An ECDSA key is basically a 64 digit hex number (OK, 32 digit base256 but that's semantics) A ripemd160 is basically a 40 digit hex number A bitcoin version 1.0 address is basically a ripemd160 with a checksum, base58 encoded. Um, let me do the math... carry the 3, add the four, yup - there are far more possible private keys than addresses. I realize the odds are extremely low, but clearly collissions are possible where two different private keys generate the same ripemd160. Wouldn't it be prudent to go to a version 2.0 address that uses something other than ripemd160 on the public key?? Like maybe a sha512sum ?? Code: echo -n "test" |sha512sum It would result in longer addresses but there wouldn't be guaranteed collissions at some point, even if that point is not likely to happen in our lifetime. Or am I just missing something? Title: Re: Address collision Post by: rme on June 26, 2013, 08:20:51 AM 2^256 private keys that generate 2^160 public keys
Title: Re: Address collision Post by: AliceWonder on June 26, 2013, 08:25:05 AM 2^256 private keys that generate 2^160 public keys Yup. But the problem is addresses, not public keys - the actual public keys are x and y coords and I don't see a collision problem there. The problem is we aren't actually using the public keys themselves but a hash of them, a hash that results in guaranteed collisions given enough actual public keys.
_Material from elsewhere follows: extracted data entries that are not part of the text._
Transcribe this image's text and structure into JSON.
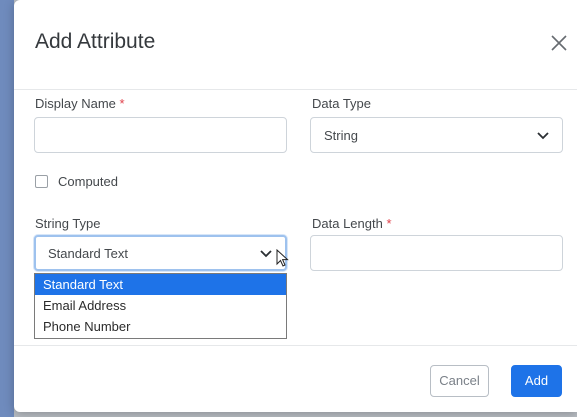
{
  "modal": {
    "title": "Add Attribute"
  },
  "form": {
    "display_name": {
      "label": "Display Name",
      "required_mark": "*",
      "value": ""
    },
    "data_type": {
      "label": "Data Type",
      "selected": "String"
    },
    "computed": {
      "label": "Computed",
      "checked": false
    },
    "string_type": {
      "label": "String Type",
      "selected": "Standard Text",
      "options": [
        "Standard Text",
        "Email Address",
        "Phone Number"
      ],
      "highlighted_index": 0
    },
    "data_length": {
      "label": "Data Length",
      "required_mark": "*",
      "value": ""
    }
  },
  "footer": {
    "cancel_label": "Cancel",
    "add_label": "Add"
  },
  "colors": {
    "primary": "#1e73e8",
    "required": "#e0404a",
    "focus_border": "#9ec2ee"
  },
  "icons": [
    "close-icon",
    "chevron-down-icon",
    "mouse-cursor-icon"
  ]
}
Title: Re: Address collision Post by: AliceWonder on June 26, 2013, 08:33:31 AM I guess it really doesn't matter that much, 1.4x10^48 is still a really really really big number.
but even doing ripemd160($public) . md5($public) would give us the full range. Title: Re: Address collision Post by: CIYAM on June 26, 2013, 08:37:49 AM I guess it really doesn't matter that much, 1.4x10^48 is still a really really really big number. Indeed it doesn't matter (and note that this question has been answered many, many times before). Title: Re: Address collision Post by: JoelKatz on June 26, 2013, 08:38:24 AM I guess it really doesn't matter that much, 1.4x10^48 is still a really really really big number. Using the "full range" doesn't ensure there won't be collisions. The whole point of using 160-bit addresses was to keep them as short as possible while still meeting the security requirements. Increasing the expected time to the first collision from a hundred billion centuries to a trillion centuries isn't worth having all Bitcoin addresses be 80% longer.but even doing ripemd160($public) . md5($public) would give us the full range. Title: Re: Address collision Post by: GoldBit78 on June 26, 2013, 09:51:01 AM Is this correct that after such a Collision the Encryption will be useless ?
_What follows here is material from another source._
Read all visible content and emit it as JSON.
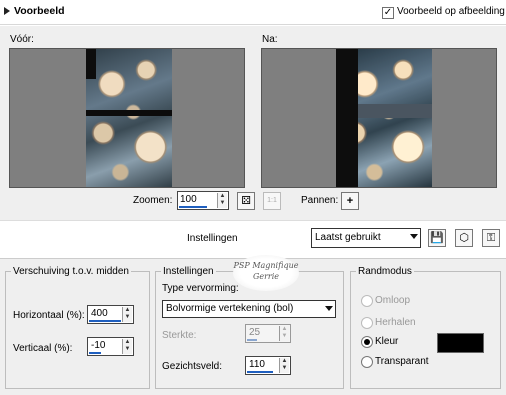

Title: Re: Address collision Post by: DannyHamilton on June 27, 2013, 01:17:03 AM Is this correct that after such a Collision the Encryption will be useless ? What encryption? Bitcoin-Qt encrypts the wallet, but that has nothing to do with address collisions. Bitcoin uses digital signatures and cryptographic hash functions. Those will all continue to work fine. Title: Re: Address collision Post by: BurtW on June 27, 2013, 01:42:07 AM 2^256 private keys that generate 2^160 public keys I think you may have meant to say:2^256 public/private key pairs get mapped onto 2^160 public Bitcoin addresses. In other words every single Bitcoin address will map to 2^(256-160) = 2^96 different public/private key pairs. Edit 1: I forgot that every possible public/private key pair can map to TWO different public addresses (compressed and uncompressed) so the actual answer is every single Bitcoin address will map to 2(2^(256-160)) = 2(2^96) = 2^97 different public/private key pairs. Edit 2: To be even more accurate the private key address space is not the full 2^256 since the private key is taken from a prime finite field, right? So the actual number of possible public/private key pairs is given by the selected prime finite field. Title: Re: Address collision Post by: firstlast on June 27, 2013, 02:56:07 AM After a collision, the bitcoins held in that address will be useless (spent).
To put your mind at ease about collisions, brute forcing the private keys of some public address is somewhat like hashing a block and getting 0. The entire bitcoin mining operation up to this point hasn't been able to do this. In fact the smallest hash found led with 16 zeros out of the required 64, so we're still a long way off in terms of collective computing power from brute forcing addresses. Title: Re: Address collision Post by: cp1 on June 27, 2013, 03:04:28 AM This will probably be a problem once 1208925819614629174706176 people start using bitcoin.
Title: Re: Address collision Post by: firstlast on June 27, 2013, 03:06:46 AM Is that an exact number
Title: Re: Address collision Post by: eve0 on June 27, 2013, 04:25:12 AM Very unlikely is unlikely enough.
Title: Re: Address collision Post by: JoelKatz on June 27, 2013, 06:21:40 AM Is this correct that after such a Collision the Encryption will be useless ? No. What would make Bitcoin's implementation useless would be if someone could produce a private key whose public key hashes to a given address. There are many compromises less than that which would not threaten Bitcoin at all. For example, if an attacker could produce two private keys that both yield the same address, that would be a collision, but it wouldn't provide him any useful attack.I suspect the reason Satoshi decided to use both SHA256 and RIPEMD-160 is that he feared that he could not be absolutely certain there might not be some weakness from the way ECDSA and RIPEMD-160 might interact that might permit a collision exploit, but the idea that there could be some exploitable interaction in ECDSA->SHA256->MD160 seemed rather absurd. Title: Re: Address collision Post by: BurtW on June 27, 2013, 12:26:00 PM For completeness of my previous post the actual number of possible key pairs is just a tad less than 2^256. it is:
p = FFFFFFFF FFFFFFFF FFFFFFFF FFFFFFFF FFFFFFFF FFFFFFFF FFFFFFFE FFFFFC2F = 2^256 − 2^32 − 2^9 − 2^8 − 2^7 − 2^6 − 2^4 − 1 ( Just bumping my post count to try and stay ahead of Joel ;) ) |